01/01/11 (B585) Point de vue (lecteur) Halte au double jeu. Ne nous laissons pas anesthésier par ceux qui, comme Aref, cherche à nous endormir pour mieux nous imposer un dictateur à vie. Après il sera trop tard ! (lecteur) (Mis à jour le 2/01)

Bonjour à tous et bonne année à mes soeurs et frères.

J’ai été particulièrement dégoûté de lire les informations sur le rôle qu’Aref a joué aux côtés d’avocats aussi sulfureux que Vergés et tordus que Dumas, pour apporter son soutien à un dictateur battu par le scrutin démocratique et le suffrage populaire, et qui veut pourtant se maintenir par la force dans son fauteuil.

Mais au fond, je comprends !

Comme vous l’avez dit avec votre humour habituel, sur notre « site de référence », notre « ancien champion » a probablement perdu la main.

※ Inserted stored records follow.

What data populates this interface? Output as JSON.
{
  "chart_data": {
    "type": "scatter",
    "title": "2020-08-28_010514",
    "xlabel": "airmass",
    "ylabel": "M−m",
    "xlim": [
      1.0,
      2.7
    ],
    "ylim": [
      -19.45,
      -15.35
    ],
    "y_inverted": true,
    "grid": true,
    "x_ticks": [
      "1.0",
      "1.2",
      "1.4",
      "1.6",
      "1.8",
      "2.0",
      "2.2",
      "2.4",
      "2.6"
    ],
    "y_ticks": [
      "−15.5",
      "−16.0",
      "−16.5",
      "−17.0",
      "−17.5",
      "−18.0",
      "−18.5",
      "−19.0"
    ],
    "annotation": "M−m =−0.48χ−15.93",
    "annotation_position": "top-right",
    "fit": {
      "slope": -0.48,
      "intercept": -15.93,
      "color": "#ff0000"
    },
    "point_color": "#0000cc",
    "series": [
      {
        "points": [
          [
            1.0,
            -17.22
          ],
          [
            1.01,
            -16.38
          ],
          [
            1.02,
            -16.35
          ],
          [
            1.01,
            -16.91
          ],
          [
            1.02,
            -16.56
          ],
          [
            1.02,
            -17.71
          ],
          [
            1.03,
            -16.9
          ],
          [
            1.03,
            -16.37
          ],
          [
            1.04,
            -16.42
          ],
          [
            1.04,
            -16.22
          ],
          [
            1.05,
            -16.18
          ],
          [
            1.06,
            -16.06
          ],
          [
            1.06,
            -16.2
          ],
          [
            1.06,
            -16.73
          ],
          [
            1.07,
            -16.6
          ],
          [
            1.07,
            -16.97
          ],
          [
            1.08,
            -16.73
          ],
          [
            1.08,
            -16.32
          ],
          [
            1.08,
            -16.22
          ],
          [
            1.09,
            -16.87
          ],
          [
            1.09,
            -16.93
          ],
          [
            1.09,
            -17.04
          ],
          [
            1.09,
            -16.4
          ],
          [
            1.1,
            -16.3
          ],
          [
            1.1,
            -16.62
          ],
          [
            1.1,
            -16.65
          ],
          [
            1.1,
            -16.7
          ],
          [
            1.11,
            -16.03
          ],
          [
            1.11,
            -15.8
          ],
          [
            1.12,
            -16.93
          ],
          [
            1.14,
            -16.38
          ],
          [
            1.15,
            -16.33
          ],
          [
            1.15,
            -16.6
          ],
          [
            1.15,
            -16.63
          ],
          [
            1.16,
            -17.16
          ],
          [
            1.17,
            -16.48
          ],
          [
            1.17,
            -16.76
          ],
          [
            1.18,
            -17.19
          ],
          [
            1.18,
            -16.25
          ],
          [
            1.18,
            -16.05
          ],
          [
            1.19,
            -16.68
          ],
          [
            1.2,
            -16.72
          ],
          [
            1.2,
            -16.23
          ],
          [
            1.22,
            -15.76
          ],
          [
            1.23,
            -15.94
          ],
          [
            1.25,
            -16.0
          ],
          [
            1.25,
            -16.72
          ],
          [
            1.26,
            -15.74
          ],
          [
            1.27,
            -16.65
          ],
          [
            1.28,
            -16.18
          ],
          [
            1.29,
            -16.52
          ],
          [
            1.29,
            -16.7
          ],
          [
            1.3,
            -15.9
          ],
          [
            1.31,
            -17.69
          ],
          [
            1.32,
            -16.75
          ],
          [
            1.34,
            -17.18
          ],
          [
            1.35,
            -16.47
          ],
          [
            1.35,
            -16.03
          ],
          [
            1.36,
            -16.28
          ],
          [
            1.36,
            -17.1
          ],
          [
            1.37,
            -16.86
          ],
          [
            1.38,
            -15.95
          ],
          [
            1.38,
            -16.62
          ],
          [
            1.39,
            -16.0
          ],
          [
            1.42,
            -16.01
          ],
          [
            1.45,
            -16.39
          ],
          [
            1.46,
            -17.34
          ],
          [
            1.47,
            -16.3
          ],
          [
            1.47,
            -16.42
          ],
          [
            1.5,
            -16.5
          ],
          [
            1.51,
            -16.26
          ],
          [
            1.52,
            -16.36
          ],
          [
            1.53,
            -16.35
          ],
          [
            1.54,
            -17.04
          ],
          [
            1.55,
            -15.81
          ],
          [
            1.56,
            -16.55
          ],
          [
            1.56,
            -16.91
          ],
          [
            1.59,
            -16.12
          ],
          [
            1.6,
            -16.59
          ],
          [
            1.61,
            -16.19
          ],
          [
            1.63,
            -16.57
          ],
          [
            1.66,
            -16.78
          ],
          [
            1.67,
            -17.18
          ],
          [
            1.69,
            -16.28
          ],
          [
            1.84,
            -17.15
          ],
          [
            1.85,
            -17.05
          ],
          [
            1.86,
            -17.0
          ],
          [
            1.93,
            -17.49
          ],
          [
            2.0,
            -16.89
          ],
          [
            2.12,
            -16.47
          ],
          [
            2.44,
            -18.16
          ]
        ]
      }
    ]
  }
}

Alors, il doit absolument s’entraîner pour « assurer », lors de la grande épreuve d’avril 2011, où il devra être brillant pour défendre le fauteuil de Guelleh, contre la volonté populaire.

En Côte d’Ivoire, il participe donc à une épreuve de préparation physique, pour vérifier sa bonne forme…

Décidément cette famille Afar, qui se prétend alliée de nos hautes autorités traditionnelles, a toujours sacrifié la cause des Afar pour ses intérêts personnels … et pas que des Afar, mais de l’ensemble de la population djiboutienne ! Doit-on rajouter que cette famille se vante de descendre des « collabos ? » qui ont vendu nos terres à l’occupation coloniale ?

Prenez l’oncle Dileita ! En sa qualité de premier ministre, non seulement il cautionne chaque jour, les exactions contre les populations sans défense, dans le nord, mais il n’a pas protesté non plus, contre la répression sauvage dans le Cercle d’Ali Sabieh.

L’avez-vous jamais entendu prononcer le moindre mot de compassion ou de réprobation ? Jamais, jamais ! Non, il se tait !

Potiche parmi les potiches, il couvre de son aura de PM, tous les crimes collectifs, les exécutions extra-judiciaires, les mesures contre nos jeunes (emprisonnement sans motif), répression à balles réelles, les exactions contre les nomades et la ruine économique du pays.

Peu lui importe probablement ! A partir du moment où il a un beau bureau (une belle voiture, une belle villa et de quoi manger), rien de concret à faire et surtout qu’il touche son salaire, auquel s’ajoute probablement, comme vous l’avez encore dit sur l’ARDHD, des droits de tirage personnels sur la prévarication et le détournement des biens publics.. Il encaisse et il se tait.

Eh bien, le neveu Aref, c’est presque pareil ! Mais lui il agit en plus dans la duperie. C’est un menteur chevronné.

Mes chers soeurs et mes chers frères, ne l’écoutez jamais. S’il vous dit que vous avez une belle chemise, c’est qu’il est déjà en train de vous voler votre portefeuille.

Je vous aurai prévenu. C’est la peste !

Au moins, des êtres aussi ignobles, inhumains et méprisables qu’Hassan Saïd, le p’tit Zak ou Djama grandes oreilles, pour ne citer qu’eux, ils assument leurs crimes. Ils ne cherchent pas à nous faire croire qu’ils sont des moutons dociles. Ils ne cherchent pas à nous dire qu’ils sont hostiles aux crimes, à la torture et à la sauvagerie.

Ce sont des brutes et ils agissent en brute.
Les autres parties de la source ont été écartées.